La particularité de cette nouvelle crise est qu'elle oppose cette fois autant Moscou et Kiev que les dirigeants ukrainiens entre eux. Si Moscou a une nouvelle fois pris le risque de couper les vannes à l'Ukraine, c'était surtout pour attiser les dissensions entre les deux principaux acteurs de la «révolution» ukrainienne de 2004, le président Viktor Iouchtchenko et la première ministre Ioulia Timochenko. Le 12 février à Moscou, le président Iouchtchenko avait en effet convenu avec Vladimir Poutine d'un règlement de tous les contentieux en suspens: les dettes ukrainiennes envers Gazprom seraient payées et de nouveaux intermédiaires mis en place, un peu moins opaques que les précédents, laissait-on alors espérer.Las, sitôt le président Iouchtchenko rentré au pays, son premier ministre annonçait qu'il fallait totalement en finir avec les intermédiaires et usait de son pouvoir de contrôle sur Naftogaz, l'importateur ukrainien, pour bloquer l'application de l'accord. «Je suis enclin à penser que Timochenko a raison de vouloir supprimer les intermédiaires», décrypte à Kiev Konstantin Bondarenko, directeur de l'Institut des problèmes de management. «En défendant les intermédiaires, Iouchtchenko et Poutine montrent que ces structures leur sont profitables, à eux ou à leurs entourages.»
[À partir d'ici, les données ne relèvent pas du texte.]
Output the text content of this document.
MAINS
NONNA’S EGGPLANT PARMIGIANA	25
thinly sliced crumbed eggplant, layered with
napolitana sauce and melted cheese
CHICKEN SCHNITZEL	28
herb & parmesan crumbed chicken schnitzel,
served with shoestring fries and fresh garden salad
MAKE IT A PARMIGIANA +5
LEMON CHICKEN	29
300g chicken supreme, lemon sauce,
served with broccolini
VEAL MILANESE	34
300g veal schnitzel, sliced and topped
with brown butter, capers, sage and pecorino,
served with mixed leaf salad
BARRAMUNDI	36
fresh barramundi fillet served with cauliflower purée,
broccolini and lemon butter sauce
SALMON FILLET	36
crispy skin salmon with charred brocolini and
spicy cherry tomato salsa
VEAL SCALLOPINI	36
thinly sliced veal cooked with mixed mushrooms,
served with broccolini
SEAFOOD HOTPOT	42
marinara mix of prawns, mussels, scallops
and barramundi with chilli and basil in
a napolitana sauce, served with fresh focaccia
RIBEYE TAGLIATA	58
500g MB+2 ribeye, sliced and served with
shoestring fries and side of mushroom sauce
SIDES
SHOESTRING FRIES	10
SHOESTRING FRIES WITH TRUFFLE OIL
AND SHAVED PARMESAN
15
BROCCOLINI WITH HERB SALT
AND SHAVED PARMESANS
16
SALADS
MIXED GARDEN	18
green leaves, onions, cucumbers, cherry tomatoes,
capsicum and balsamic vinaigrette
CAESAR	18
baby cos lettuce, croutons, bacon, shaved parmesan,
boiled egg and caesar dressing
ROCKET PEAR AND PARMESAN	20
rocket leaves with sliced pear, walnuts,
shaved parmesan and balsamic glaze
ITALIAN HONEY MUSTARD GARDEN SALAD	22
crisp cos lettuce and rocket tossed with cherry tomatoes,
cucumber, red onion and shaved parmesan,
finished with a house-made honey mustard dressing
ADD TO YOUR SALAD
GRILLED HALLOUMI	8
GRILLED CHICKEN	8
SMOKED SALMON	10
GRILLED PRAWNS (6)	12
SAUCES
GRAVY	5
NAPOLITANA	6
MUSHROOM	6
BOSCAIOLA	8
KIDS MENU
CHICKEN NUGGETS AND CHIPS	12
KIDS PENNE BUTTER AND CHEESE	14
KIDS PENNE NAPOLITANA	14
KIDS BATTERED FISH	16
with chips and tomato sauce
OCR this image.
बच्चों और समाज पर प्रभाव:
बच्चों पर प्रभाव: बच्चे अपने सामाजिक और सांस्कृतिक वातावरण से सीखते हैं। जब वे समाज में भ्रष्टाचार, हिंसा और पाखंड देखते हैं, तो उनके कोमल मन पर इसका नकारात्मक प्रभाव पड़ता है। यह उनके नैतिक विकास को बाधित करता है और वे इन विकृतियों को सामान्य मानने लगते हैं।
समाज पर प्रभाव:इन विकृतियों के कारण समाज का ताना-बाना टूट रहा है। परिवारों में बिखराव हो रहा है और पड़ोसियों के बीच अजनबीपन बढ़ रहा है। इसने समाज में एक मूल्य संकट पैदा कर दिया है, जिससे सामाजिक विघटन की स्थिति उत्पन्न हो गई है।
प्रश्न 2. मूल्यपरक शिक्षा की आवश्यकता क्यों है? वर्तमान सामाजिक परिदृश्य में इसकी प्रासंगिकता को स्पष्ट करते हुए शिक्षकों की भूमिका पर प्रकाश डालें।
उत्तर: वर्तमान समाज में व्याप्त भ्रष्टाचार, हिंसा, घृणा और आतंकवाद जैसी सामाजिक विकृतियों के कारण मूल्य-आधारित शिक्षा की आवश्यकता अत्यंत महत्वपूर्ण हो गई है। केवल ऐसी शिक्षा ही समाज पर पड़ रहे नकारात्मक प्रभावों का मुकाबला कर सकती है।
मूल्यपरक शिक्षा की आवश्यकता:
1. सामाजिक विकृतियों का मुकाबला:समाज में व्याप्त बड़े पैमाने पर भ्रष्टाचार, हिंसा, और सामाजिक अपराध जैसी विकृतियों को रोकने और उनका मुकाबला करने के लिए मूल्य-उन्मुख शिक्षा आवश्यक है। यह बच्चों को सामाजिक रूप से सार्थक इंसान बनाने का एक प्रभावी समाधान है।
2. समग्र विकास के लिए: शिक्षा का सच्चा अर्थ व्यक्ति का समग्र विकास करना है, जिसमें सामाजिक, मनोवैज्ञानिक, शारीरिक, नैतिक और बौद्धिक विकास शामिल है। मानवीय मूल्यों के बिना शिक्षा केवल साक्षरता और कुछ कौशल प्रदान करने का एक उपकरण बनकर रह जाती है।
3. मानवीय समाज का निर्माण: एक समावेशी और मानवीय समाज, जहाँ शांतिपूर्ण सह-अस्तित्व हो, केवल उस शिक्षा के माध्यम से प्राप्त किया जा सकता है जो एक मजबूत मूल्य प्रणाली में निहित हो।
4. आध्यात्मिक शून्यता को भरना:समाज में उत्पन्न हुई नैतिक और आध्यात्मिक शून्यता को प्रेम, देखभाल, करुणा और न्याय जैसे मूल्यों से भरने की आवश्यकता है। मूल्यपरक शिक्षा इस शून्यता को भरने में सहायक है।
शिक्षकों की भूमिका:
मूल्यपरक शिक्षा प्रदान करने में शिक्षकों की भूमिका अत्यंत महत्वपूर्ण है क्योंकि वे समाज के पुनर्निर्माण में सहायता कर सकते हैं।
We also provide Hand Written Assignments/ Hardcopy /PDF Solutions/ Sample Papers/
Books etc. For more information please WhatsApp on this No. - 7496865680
Cette crise confirme que la campagne pour la prochaine présidentielle de 2009 en Ukraine est déjà bien lancée entre Iouchtchenko et Timochenko, observe cet expert. Quoique la Russie joue aussi une partition toute particulière dans cette affaire, rappelle-t-il: «Les deux clés de l'attitude russe sont aujourd'hui la volonté de prendre le contrôle des gazoducs ukrainiens et d'empêcher l'entrée de l'Ukraine à l'OTAN, estime Konstantin Bondarenko. Et si jadis les dirigeants de Gazprom traitaient l'Ukraine comme un partenaire, les dirigeants actuels ont l'air de se demander pourquoi ils devraient payer pour le transport de leur gaz s'ils peuvent prendre le contrôle des tuyaux ukrainiens par des méthodes de prédateurs.» Autant dire que l'apaisement annoncé hier soir n'est certainement pas le fin mot de l'histoire.